Yes, but only for auto claims. The Texas Department of Insurance says plainly: “Your insurance company might give you a list of body shops, but you can take your car to any shop.” No equivalent sentence appears anywhere in TDI’s published guidance for home or roof claims.

That asymmetry is the reason this article won’t overclaim a statutory right for roof repairs the way it can for auto repairs. The two situations aren’t governed by the same stated rule, even if insurers tend to treat them similarly in practice.

What does TDI’s post-storm guidance assume about contractor choice for roof claims?

TDI’s official post-storm checklist tells homeowners to get multiple contractor bids and compare them with the adjuster’s report — advice that only makes sense if homeowners are expected to select their own contractors and shop the job around, not accept a single insurer-assigned crew.

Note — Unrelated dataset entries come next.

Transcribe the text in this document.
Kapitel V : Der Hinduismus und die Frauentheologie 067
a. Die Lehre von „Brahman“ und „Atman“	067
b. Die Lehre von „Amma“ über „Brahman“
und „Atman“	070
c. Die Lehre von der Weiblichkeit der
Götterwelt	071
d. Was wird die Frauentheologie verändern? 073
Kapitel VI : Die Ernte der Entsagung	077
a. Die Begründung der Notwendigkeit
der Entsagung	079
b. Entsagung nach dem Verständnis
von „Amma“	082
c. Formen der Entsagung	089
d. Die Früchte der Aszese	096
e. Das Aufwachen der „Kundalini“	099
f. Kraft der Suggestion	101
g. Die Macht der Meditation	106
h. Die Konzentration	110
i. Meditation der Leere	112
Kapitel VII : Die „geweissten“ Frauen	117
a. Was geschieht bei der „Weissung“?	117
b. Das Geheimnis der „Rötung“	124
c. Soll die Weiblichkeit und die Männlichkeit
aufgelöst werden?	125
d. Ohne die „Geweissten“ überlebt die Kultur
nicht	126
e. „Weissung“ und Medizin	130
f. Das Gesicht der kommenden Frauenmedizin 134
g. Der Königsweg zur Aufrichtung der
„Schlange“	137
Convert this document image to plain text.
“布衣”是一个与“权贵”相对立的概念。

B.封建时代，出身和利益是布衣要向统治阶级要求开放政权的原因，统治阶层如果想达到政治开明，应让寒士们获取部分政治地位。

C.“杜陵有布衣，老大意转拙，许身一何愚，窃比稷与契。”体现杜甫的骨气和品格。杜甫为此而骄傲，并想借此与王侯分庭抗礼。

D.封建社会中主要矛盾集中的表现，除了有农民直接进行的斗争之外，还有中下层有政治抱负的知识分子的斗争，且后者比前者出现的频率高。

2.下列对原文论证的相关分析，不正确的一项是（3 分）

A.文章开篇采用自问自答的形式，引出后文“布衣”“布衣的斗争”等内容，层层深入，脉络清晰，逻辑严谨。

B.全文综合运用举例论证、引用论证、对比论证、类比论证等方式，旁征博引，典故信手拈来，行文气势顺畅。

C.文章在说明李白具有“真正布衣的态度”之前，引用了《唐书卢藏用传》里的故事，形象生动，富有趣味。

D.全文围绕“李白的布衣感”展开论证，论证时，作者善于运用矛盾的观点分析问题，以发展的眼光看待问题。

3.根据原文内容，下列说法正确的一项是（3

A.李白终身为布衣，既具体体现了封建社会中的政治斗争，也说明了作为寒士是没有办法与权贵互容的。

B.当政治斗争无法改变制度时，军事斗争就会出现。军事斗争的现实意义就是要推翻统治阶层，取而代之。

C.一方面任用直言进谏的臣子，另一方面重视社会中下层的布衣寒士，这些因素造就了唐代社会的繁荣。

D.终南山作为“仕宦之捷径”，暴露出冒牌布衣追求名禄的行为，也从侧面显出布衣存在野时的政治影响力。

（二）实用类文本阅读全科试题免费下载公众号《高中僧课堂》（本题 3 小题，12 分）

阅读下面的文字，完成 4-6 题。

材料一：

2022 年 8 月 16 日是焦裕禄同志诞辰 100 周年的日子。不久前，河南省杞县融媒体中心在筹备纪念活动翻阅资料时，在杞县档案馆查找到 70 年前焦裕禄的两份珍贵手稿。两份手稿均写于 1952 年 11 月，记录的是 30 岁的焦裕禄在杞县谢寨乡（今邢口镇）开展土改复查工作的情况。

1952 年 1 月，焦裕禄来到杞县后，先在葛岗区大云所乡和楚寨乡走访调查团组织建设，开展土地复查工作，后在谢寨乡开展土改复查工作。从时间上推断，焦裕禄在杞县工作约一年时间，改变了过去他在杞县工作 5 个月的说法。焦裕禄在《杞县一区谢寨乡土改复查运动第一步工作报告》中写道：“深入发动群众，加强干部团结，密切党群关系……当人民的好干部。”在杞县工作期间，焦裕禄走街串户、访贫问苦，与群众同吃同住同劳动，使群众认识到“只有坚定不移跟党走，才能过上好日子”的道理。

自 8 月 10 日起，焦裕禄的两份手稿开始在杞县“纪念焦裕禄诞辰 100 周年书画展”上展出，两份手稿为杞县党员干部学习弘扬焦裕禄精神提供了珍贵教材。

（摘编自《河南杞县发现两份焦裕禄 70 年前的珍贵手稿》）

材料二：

That’s the strongest evidence available that owner-chosen contractors are the normal, expected path for a Texas roof claim. It’s just not phrased as a guarantee the way the auto-shop language is, and some policies or specific insurer repair programs may add conditions — another reason to check your own declarations page or ask your insurer directly.

What should you do before hiring a contractor for an insurance-paid roof repair?

Get at least three written bids, hire a contractor with a verifiable local address, and never pay the full price before work starts — this is Texas Department of Insurance guidance, not merely good practice. Compare every bid against your adjuster’s own damage report before signing anything.

TDI also flags that after a disaster, it’s against the law for an out-of-town contractor to take a down payment before starting work. Watch for any contract that assigns your entire insurance payout to the contractor rather than to you — that’s a sign the contractor is trying to control money that’s supposed to be yours to direct.

What are the red flags that a contractor is trying to take over your claim, not just repair your roof?

Watch for a contract assigning your whole insurance payout to the contractor, demands for full payment up front, or an offer to waive or “absorb” your deductible. That last one is illegal in Texas — a contractor who does it faces up to a $2,000 fine and up to six months in jail.

These tactics show up together often enough that seeing one should make you look for the others (our storm-chaser scam guide covers the full pattern). A contractor offering to waive your deductible or take over your paperwork is drifting toward a role Texas law reserves for you and, if you hire one, a licensed public adjuster — see whether a contractor can act as your insurance adjuster for where that legal line actually sits. For the filing process itself, start with how to file a roof insurance claim in Texas.